There’s nothing wrong with B-trees as a data structure. In fact, there’s so little wrong that even 30 years ago, they counted as “ubiquitous”. That paper gives a few reasons why they rose to their present dominance, but the gist of it is:
- Relatively consistent performance across a range of data sizes and key distributions
- Good performance on range queries (in fact, if you want range queries, you usually need some kind of tree structure)
- OK performance on random lookups
- Reasonably compact, reasonably resistant to fragmentation
- Well-understood concurrency mechanisms
In short, they’re generally good for a lot of very general database requirements. Hence, they’re used heavily in multi-purpose databases.
But pretty good isn’t all it’s cracked up to be; B-trees (and I’m going to use B-tree as a synecdoche for the entire family of B-trees; most databases use something at least slightly more advanced) have some problems. IO speed relative to CPU speed has been dropping steadily for decades; other than a network ping just about the most expensive thing you can do on a computer is a random disk seek – and B-trees are potentially laden with random disk seeks as you traverse the tree structure. You can avoid some of these if the interior nodes happen to be cached, except for when you do something like writing a bunch of data, a table scan, or using a bunch of other indexes. Let’s not forget that writes get written eventually – updating a dozen tree data structures in memory eventually results in disk seeks, and potentially a catastrophic cascade of writes as all the nodes split. Some extensions to B-trees (notably TokuTek’s fractal tree indexes) and some filesystems do their best to linearize those writes, but they’re at best trying to save you from yourself.
When following pointers gets too slow, the alternative is packed storage – and the packed alternative to a tree is a hash table. They are ubiquitous for in-memory storage and have well-understood performance characteristics, with a bevy of addressing and conflict-resolution strategies. The key is making them amenable to on-disk storage.
That line of research has a rich genealogy. One of the most promising variants is linear hashing. Across a dozen or so papers (culminating here), the underlying insight is that as long as your table’s base size is a power of two, you can incrementally rehash each element to either its present position, or that position + table size. Rehash them sequentially, and your table expands incrementally, maintaining validity and average load the entire way.

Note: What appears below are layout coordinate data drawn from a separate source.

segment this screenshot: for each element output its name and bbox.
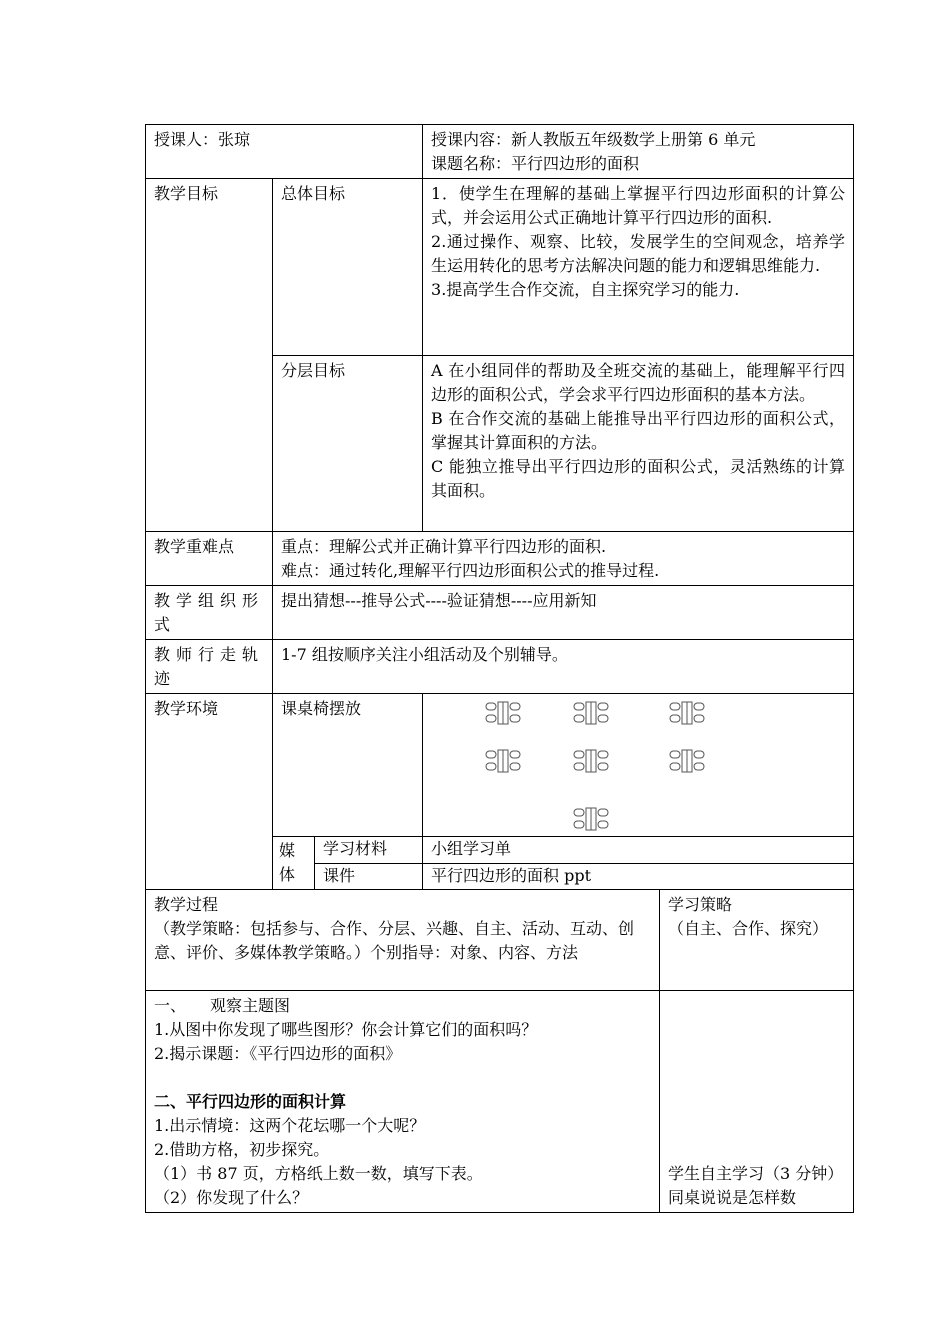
layered-goals-label: 分层目标 bbox=[273, 356, 423, 532]
teacher-path-value: 1-7 组按顺序关注小组活动及个别辅导。 bbox=[273, 640, 854, 694]
goals-overall-row bbox=[146, 179, 854, 356]
desk-group-icon bbox=[571, 806, 611, 832]
overall-goal-3: 3.提高学生合作交流，自主探究学习的能力. bbox=[431, 280, 740, 299]
overall-goals-text bbox=[423, 179, 854, 356]
strategy-note: （教学策略：包括参与、合作、分层、兴趣、自主、活动、互动、创意、评价、多媒体教学策略。）个别指导：对象、内容、方法 bbox=[154, 919, 635, 962]
learning-strategy-header bbox=[660, 890, 854, 991]
teacher-path-label: 教师行走轨迹 bbox=[146, 640, 273, 694]
section-2-line-1: 1.出示情境：这两个花坛哪一个大呢？ bbox=[154, 1116, 426, 1135]
overall-goal-1: 1．使学生在理解的基础上掌握平行四边形面积的计算公式，并会运用公式正确地计算平行四边形的面积. bbox=[431, 184, 846, 227]
lesson-plan bbox=[145, 124, 854, 1213]
process-title: 教学过程 bbox=[154, 895, 219, 914]
desk-group-icon bbox=[571, 700, 611, 726]
courseware-value: 平行四边形的面积 ppt bbox=[423, 863, 854, 890]
desk-layout bbox=[423, 694, 854, 837]
header-row bbox=[146, 125, 854, 179]
desk-group-icon bbox=[667, 748, 707, 774]
learning-strategy-title: 学习策略 bbox=[668, 895, 733, 914]
overall-goal-2: 2.通过操作、观察、比较，发展学生的空间观念，培养学生运用转化的思考方法解决问题的能力和逻辑思维能力. bbox=[431, 232, 846, 275]
section-1-line-1: 1.从图中你发现了哪些图形？你会计算它们的面积吗？ bbox=[154, 1020, 538, 1039]
lesson-content: 授课内容：新人教版五年级数学上册第 6 单元 bbox=[431, 130, 756, 149]
overall-goals-label: 总体目标 bbox=[273, 179, 423, 356]
process-content bbox=[146, 991, 660, 1213]
section-1-line-2: 2.揭示课题：《平行四边形的面积》 bbox=[154, 1044, 402, 1063]
section-2-line-3: （1）书 87 页，方格纸上数一数，填写下表。 bbox=[154, 1164, 483, 1183]
key-points-text bbox=[273, 532, 854, 586]
layered-goal-b: B 在合作交流的基础上能推导出平行四边形的面积公式，掌握其计算面积的方法。 bbox=[431, 409, 846, 452]
lesson-topic: 课题名称：平行四边形的面积 bbox=[431, 154, 640, 173]
environment-desk-row bbox=[146, 694, 854, 837]
desk-group-icon bbox=[667, 700, 707, 726]
organization-row bbox=[146, 586, 854, 640]
teacher-path-row bbox=[146, 640, 854, 694]
teacher-name: 授课人：张琼 bbox=[154, 130, 251, 149]
lesson-plan-table bbox=[145, 124, 854, 1213]
side-note-2: 同桌说说是怎样数 bbox=[668, 1188, 797, 1207]
teacher-cell bbox=[146, 125, 423, 179]
spacer bbox=[154, 1066, 651, 1090]
side-note-1: 学生自主学习（3 分钟） bbox=[668, 1164, 844, 1183]
key-points-label: 教学重难点 bbox=[146, 532, 273, 586]
materials-label: 学习材料 bbox=[315, 837, 423, 864]
desk-group-icon bbox=[571, 748, 611, 774]
process-content-row bbox=[146, 991, 854, 1213]
layered-goals-text bbox=[423, 356, 854, 532]
section-2-line-2: 2.借助方格，初步探究。 bbox=[154, 1140, 330, 1159]
section-2-title: 二、平行四边形的面积计算 bbox=[154, 1092, 347, 1111]
desk-layout-area bbox=[423, 694, 853, 834]
desk-group-icon bbox=[483, 700, 523, 726]
media-label-2: 体 bbox=[279, 865, 296, 884]
layered-goal-a: A 在小组同伴的帮助及全班交流的基础上，能理解平行四边形的面积公式，学会求平行四边形面积的基本方法。 bbox=[431, 361, 846, 404]
organization-label: 教学组织形式 bbox=[146, 586, 273, 640]
environment-label: 教学环境 bbox=[146, 694, 273, 890]
desk-group-icon bbox=[483, 748, 523, 774]
goals-label: 教学目标 bbox=[146, 179, 273, 532]
layered-goal-c: C 能独立推导出平行四边形的面积公式，灵活熟练的计算其面积。 bbox=[431, 457, 846, 500]
process-header-row bbox=[146, 890, 854, 991]
media-label-1: 媒 bbox=[279, 841, 296, 860]
key-points-row bbox=[146, 532, 854, 586]
learning-strategy-note: （自主、合作、探究） bbox=[668, 919, 829, 938]
materials-value: 小组学习单 bbox=[423, 837, 854, 864]
section-1-title: 一、 观察主题图 bbox=[154, 996, 291, 1015]
content-cell bbox=[423, 125, 854, 179]
courseware-label: 课件 bbox=[315, 863, 423, 890]
organization-value: 提出猜想---推导公式----验证猜想----应用新知 bbox=[273, 586, 854, 640]
desk-arrangement-label: 课桌椅摆放 bbox=[273, 694, 423, 837]
key-point: 重点：理解公式并正确计算平行四边形的面积. bbox=[281, 537, 607, 556]
difficult-point: 难点：通过转化,理解平行四边形面积公式的推导过程. bbox=[281, 561, 660, 580]
process-side bbox=[660, 991, 854, 1213]
media-label bbox=[273, 837, 315, 890]
section-2-line-4: （2）你发现了什么？ bbox=[154, 1188, 309, 1207]
process-header bbox=[146, 890, 660, 991]
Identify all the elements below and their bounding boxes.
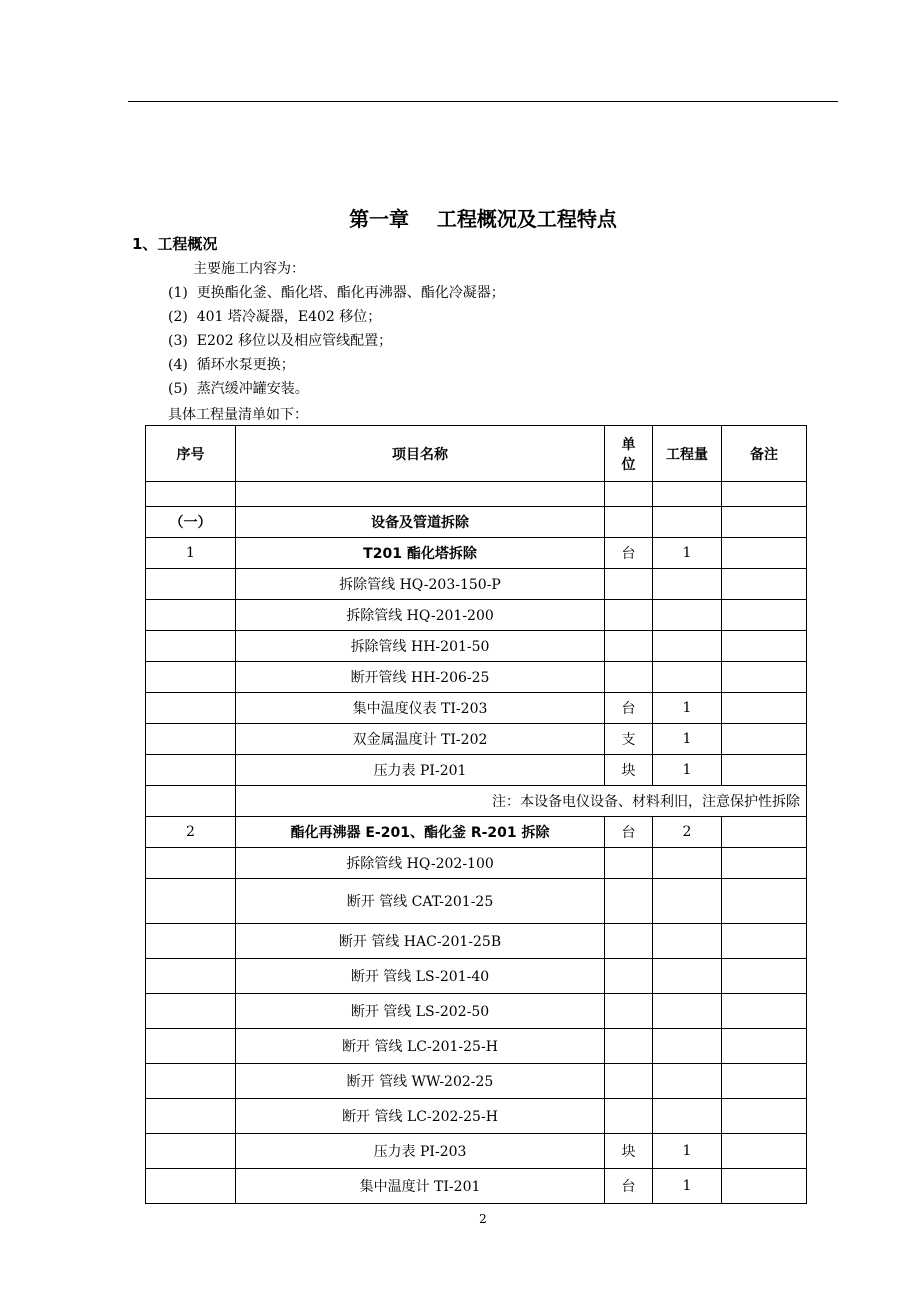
- header-rule: [128, 101, 838, 102]
- quantity-table: [145, 425, 807, 1204]
- cell-unit: [605, 569, 653, 600]
- intro-text: 主要施工内容为：: [193, 261, 305, 277]
- cell-qty: 1: [653, 693, 722, 724]
- table-row: [146, 959, 807, 994]
- cell-qty: [653, 994, 722, 1029]
- cell-remark: [722, 817, 807, 848]
- table-row: [146, 817, 807, 848]
- table-row: [146, 994, 807, 1029]
- cell-unit: [605, 1099, 653, 1134]
- cell-name: 断开 管线 LS-201-40: [236, 959, 605, 994]
- table-row: [146, 724, 807, 755]
- header-note: 备注: [722, 426, 807, 482]
- table-header-row: [146, 426, 807, 482]
- cell-unit: [605, 600, 653, 631]
- table-row: [146, 848, 807, 879]
- section-heading: 1、工程概况: [132, 235, 218, 253]
- cell-qty: 1: [653, 1134, 722, 1169]
- cell-unit: 台: [605, 693, 653, 724]
- cell-remark: [722, 994, 807, 1029]
- page-number: 2: [479, 1212, 487, 1226]
- list-item: (4) 循环水泵更换；: [168, 357, 295, 373]
- cell-no: [146, 755, 236, 786]
- cell-no: [146, 924, 236, 959]
- table-row: [146, 924, 807, 959]
- cell-unit: 块: [605, 1134, 653, 1169]
- cell-remark: [722, 693, 807, 724]
- cell-remark: [722, 538, 807, 569]
- table-row: [146, 879, 807, 924]
- cell-remark: [722, 662, 807, 693]
- cell-remark: [722, 1099, 807, 1134]
- table-row: [146, 786, 807, 817]
- cell-name: 双金属温度计 TI-202: [236, 724, 605, 755]
- table-row: [146, 507, 807, 538]
- cell-no: [146, 600, 236, 631]
- cell-name: 集中温度计 TI-201: [236, 1169, 605, 1204]
- cell-remark: [722, 755, 807, 786]
- cell-note-text: 注：本设备电仪设备、材料利旧，注意保护性拆除: [236, 786, 807, 817]
- cell-no: [146, 994, 236, 1029]
- cell-name: 拆除管线 HQ-201-200: [236, 600, 605, 631]
- cell-no: [146, 1064, 236, 1099]
- cell-name: 断开管线 HH-206-25: [236, 662, 605, 693]
- cell-name: 设备及管道拆除: [236, 507, 605, 538]
- table-row: [146, 600, 807, 631]
- cell-unit: 台: [605, 817, 653, 848]
- cell-name: 拆除管线 HQ-202-100: [236, 848, 605, 879]
- cell-no: [146, 724, 236, 755]
- header-qty: 工程量: [653, 426, 722, 482]
- cell-unit: [605, 1064, 653, 1099]
- cell-qty: [653, 924, 722, 959]
- cell-no: [146, 631, 236, 662]
- header-unit-line: 单: [621, 436, 636, 453]
- cell-name: 拆除管线 HQ-203-150-P: [236, 569, 605, 600]
- cell-remark: [722, 569, 807, 600]
- cell-unit: [605, 631, 653, 662]
- chapter-title: 第一章 工程概况及工程特点: [349, 207, 617, 231]
- cell-qty: 1: [653, 538, 722, 569]
- cell-name: 断开 管线 LS-202-50: [236, 994, 605, 1029]
- cell-name: 集中温度仪表 TI-203: [236, 693, 605, 724]
- list-item: (2) 401 塔冷凝器，E402 移位；: [168, 309, 382, 325]
- list-item: (5) 蒸汽缓冲罐安装。: [168, 381, 309, 397]
- cell-remark: [722, 1029, 807, 1064]
- cell-qty: 1: [653, 1169, 722, 1204]
- cell-no: [146, 1029, 236, 1064]
- cell-qty: [653, 1064, 722, 1099]
- cell-no: [146, 1099, 236, 1134]
- cell-no: 1: [146, 538, 236, 569]
- cell-remark: [722, 848, 807, 879]
- cell-qty: [653, 482, 722, 507]
- cell-remark: [722, 507, 807, 538]
- table-row: [146, 1134, 807, 1169]
- table-row: [146, 482, 807, 507]
- cell-qty: [653, 879, 722, 924]
- cell-name: 断开 管线 HAC-201-25B: [236, 924, 605, 959]
- cell-remark: [722, 631, 807, 662]
- cell-unit: [605, 924, 653, 959]
- cell-qty: [653, 507, 722, 538]
- cell-name: [236, 482, 605, 507]
- cell-no: [146, 662, 236, 693]
- table-row: [146, 631, 807, 662]
- cell-remark: [722, 959, 807, 994]
- cell-unit: [605, 879, 653, 924]
- cell-no: [146, 1169, 236, 1204]
- cell-no: （一）: [146, 507, 236, 538]
- cell-no: [146, 693, 236, 724]
- cell-name: 断开 管线 LC-202-25-H: [236, 1099, 605, 1134]
- table-row: [146, 538, 807, 569]
- header-unit-line: 位: [621, 456, 636, 473]
- cell-name: 断开 管线 WW-202-25: [236, 1064, 605, 1099]
- cell-qty: [653, 662, 722, 693]
- cell-qty: [653, 600, 722, 631]
- table-row: [146, 1029, 807, 1064]
- cell-qty: [653, 1029, 722, 1064]
- cell-no: [146, 848, 236, 879]
- cell-unit: [605, 848, 653, 879]
- table-row: [146, 1064, 807, 1099]
- header-unit: [605, 426, 653, 482]
- cell-no: [146, 879, 236, 924]
- cell-no: [146, 569, 236, 600]
- cell-remark: [722, 879, 807, 924]
- table-row: [146, 662, 807, 693]
- cell-name: 拆除管线 HH-201-50: [236, 631, 605, 662]
- cell-unit: [605, 1029, 653, 1064]
- cell-remark: [722, 1134, 807, 1169]
- list-item: (3) E202 移位以及相应管线配置；: [168, 333, 393, 349]
- cell-unit: 支: [605, 724, 653, 755]
- cell-qty: 1: [653, 724, 722, 755]
- cell-qty: [653, 848, 722, 879]
- cell-no: 2: [146, 817, 236, 848]
- cell-unit: [605, 482, 653, 507]
- cell-qty: [653, 1099, 722, 1134]
- cell-unit: [605, 994, 653, 1029]
- cell-unit: 台: [605, 538, 653, 569]
- cell-no: [146, 1134, 236, 1169]
- header-name: 项目名称: [236, 426, 605, 482]
- cell-unit: 块: [605, 755, 653, 786]
- cell-qty: 1: [653, 755, 722, 786]
- cell-name: 酯化再沸器 E-201、酯化釜 R-201 拆除: [236, 817, 605, 848]
- cell-remark: [722, 482, 807, 507]
- cell-qty: [653, 959, 722, 994]
- table-row: [146, 755, 807, 786]
- list-intro: 具体工程量清单如下：: [168, 407, 308, 423]
- cell-name: 断开 管线 LC-201-25-H: [236, 1029, 605, 1064]
- cell-name: T201 酯化塔拆除: [236, 538, 605, 569]
- table-row: [146, 569, 807, 600]
- cell-remark: [722, 1064, 807, 1099]
- cell-qty: [653, 631, 722, 662]
- list-item: (1) 更换酯化釜、酯化塔、酯化再沸器、酯化冷凝器；: [168, 285, 505, 301]
- cell-no: [146, 482, 236, 507]
- cell-qty: 2: [653, 817, 722, 848]
- cell-unit: [605, 662, 653, 693]
- table-row: [146, 1099, 807, 1134]
- cell-no: [146, 786, 236, 817]
- cell-no: [146, 959, 236, 994]
- cell-unit: 台: [605, 1169, 653, 1204]
- cell-unit: [605, 959, 653, 994]
- cell-remark: [722, 924, 807, 959]
- cell-qty: [653, 569, 722, 600]
- cell-name: 断开 管线 CAT-201-25: [236, 879, 605, 924]
- cell-remark: [722, 724, 807, 755]
- cell-name: 压力表 PI-203: [236, 1134, 605, 1169]
- cell-name: 压力表 PI-201: [236, 755, 605, 786]
- cell-unit: [605, 507, 653, 538]
- table-row: [146, 693, 807, 724]
- cell-remark: [722, 600, 807, 631]
- cell-remark: [722, 1169, 807, 1204]
- header-no: 序号: [146, 426, 236, 482]
- table-row: [146, 1169, 807, 1204]
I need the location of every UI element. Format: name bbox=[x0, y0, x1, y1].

Of course, there are complications. Expanding front-to-back unevenly distributes the load (prior buckets have less conflicts than subsequent buckets, which may or may not be a problem depending on your conflict resolution method and hash function). You need to actually choose a conflict resolution strategy – chaining introduces random disk seeks (and the need to track allocations), and linear probing gets a little complicated to manage in combination with incremental rehashing. Range queries are right out.
There are of course other implementations with other tradeoffs, but these kinds of complications are probably the reason hash tables haven’t seized Global Durable Storage Hegemony from their cousins. Remember the part about B-trees having consistent performance? Other than high volumes of random inserts, which are merely very slow, there really aren’t a lot of good ways to break B-trees, and there are actual, effective attacks that break improperly implemented hash tables, as well as non-intentional pathological failures.
Despite the caveats, if you have a good hash algorithm, an appropriate collision resolution mechanism, and a load factor that admits decent performance given your algorithms, it’s possible to make hash tables work very well (i.e. faster than a B-tree) on disk, especially for data stores that have lots of random inserts. Immodestly, I claim to be doing so so here, in a project called lash.
The repo has details on the implementation, but I’ll mention a few highlights. Relative computing costs, and the sheer boundary of possibility, has shifted substantially since the 80s. The systems most on-disk hash algorithms were originally developed on didn’t have modern affordances like sparse files, delayed allocation, or in some cases even memory-mapped files. One thing lash gets a lot of mojo out of is the ability to do a sparse expansion of a file followed by quasi-random writes to the new space, relying on the filesystem to allocate the actual blocks lazily and schedule the writes relatively efficiently.
Essentially it’s a bog-standard power-of-two sized hash table, with incremental rehashing. When load reaches a threshold, we sparsely double the size of the backing file, and lazily rehash buckets’ worth of data from the first half into the whole space. There is some magic around the locking scheme to coordinate concurrent lazy updaters, readers, and writers – but in general it’s not anything that would be unrecognizable to the paper authors.
Performance is pretty good for my use cases, but seems to be very system dependent – fiddling with sysctl.conf’s vm.* settings I was able to bring insertion time for 30M small records from 9 minutes to 2, and whatever OS X’s default settings are resulted in a Macbook Air trouncing a Thinkpad running Ubuntu, despite having much less RAM available. It could be the PCIe SSD is just that much better than mSATA, or some qualitative difference in the way the page caches are managed – but, across environments, I see far fewer IOPs being generated per insert than with the equivalent B-tree.
The archaeology of computer science leaves plenty more good ideas to be rediscovered.